= The California Kid (custom car) =

The California Kid is a customized 1934 Ford three-window coupé built by Pete Chapouris.

The '34 was on the cover of Custom Rod in November 1973, along with a similar coupé built by Jim Jacobs. (Note: The coincidence would lead them to form a partnership—Pete and Jake's Hot Rod Shop in Temple City, California—in 1974.) It attracted the attention of television producer Howie Horowitz, (Note: Producer of Batman) who wanted it for a TV movie, The California Kid.

Chapouris's selection of a classic customizing technique, contrary to the trend at the time, made it perfect for its role in the movie.

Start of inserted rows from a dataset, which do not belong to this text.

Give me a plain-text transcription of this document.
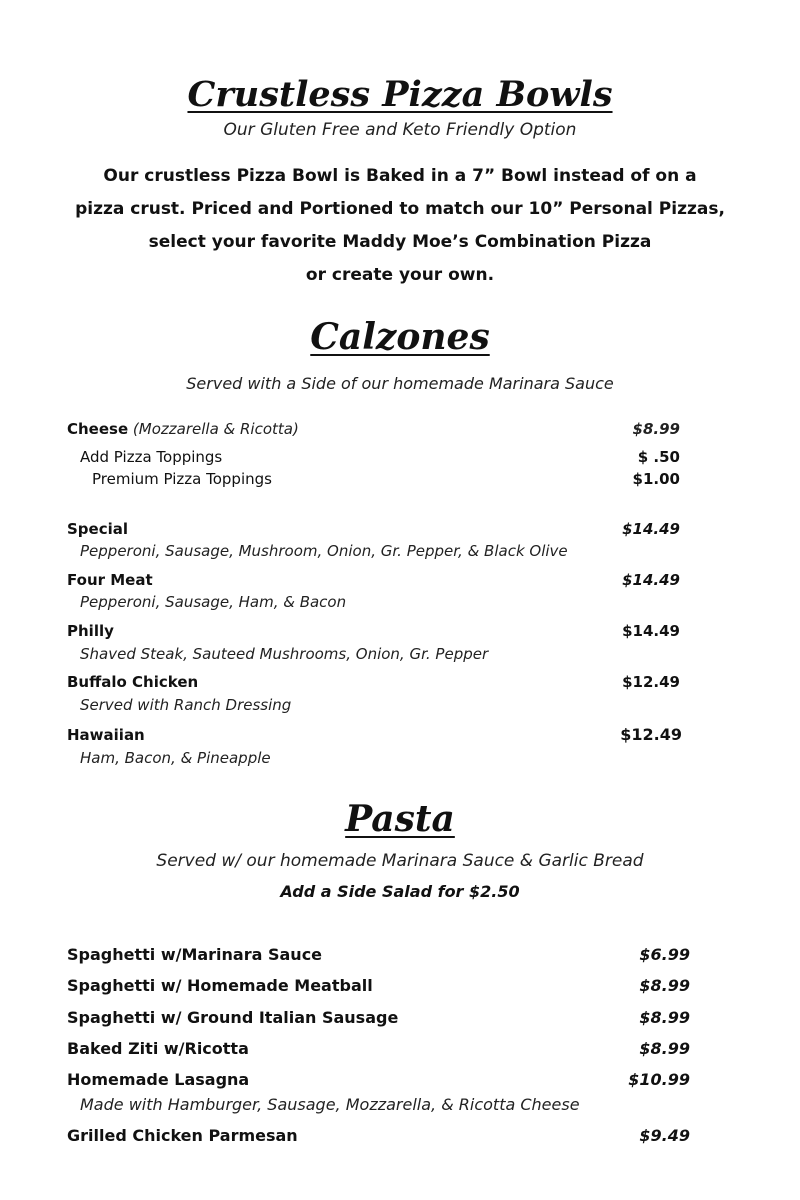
Crustless Pizza Bowls
Our Gluten Free and Keto Friendly Option
Our crustless Pizza Bowl is Baked in a 7” Bowl instead of on a
pizza crust. Priced and Portioned to match our 10” Personal Pizzas,
select your favorite Maddy Moe’s Combination Pizza
or create your own.
Calzones
Served with a Side of our homemade Marinara Sauce
Cheese (Mozzarella & Ricotta)	$8.99
Add Pizza Toppings	$ .50
Premium Pizza Toppings	$1.00
Special	$14.49
Pepperoni, Sausage, Mushroom, Onion, Gr. Pepper, & Black Olive
Four Meat	$14.49
Pepperoni, Sausage, Ham, & Bacon
Philly	$14.49
Shaved Steak, Sauteed Mushrooms, Onion, Gr. Pepper
Buffalo Chicken	$12.49
Served with Ranch Dressing
Hawaiian	$12.49
Ham, Bacon, & Pineapple
Pasta
Served w/ our homemade Marinara Sauce & Garlic Bread
Add a Side Salad for $2.50
Spaghetti w/Marinara Sauce	$6.99
Spaghetti w/ Homemade Meatball	$8.99
Spaghetti w/ Ground Italian Sausage	$8.99
Baked Ziti w/Ricotta	$8.99
Homemade Lasagna	$10.99
Made with Hamburger, Sausage, Mozzarella, & Ricotta Cheese
Grilled Chicken Parmesan	$9.49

The movie made Chapouris's '34 famous, and led to numerous copies being built in the following decades. Today, The California Kid refers more to the car than the film among rodders and customizers.

==Construction==
Chapouris, then a member of the Vintage Tin Hot Rod Club, customized a 1934 Ford three-window coupe in a style that, at the time, was at odds with most contemporary enthusiast thinking, and was generally considered "old-fashioned"; "resto-rodding" (a style sympathetic to the car's original design and specification) was in vogue.

The original '34 was completed in black, with a classic style of flame job, and 1960s-era Halibrand wheels. The film company added dummy sidepipes, a 'c' channel rear bumper, and replaced the Halibrands with period-correct steel wheels and Ford hubcaps.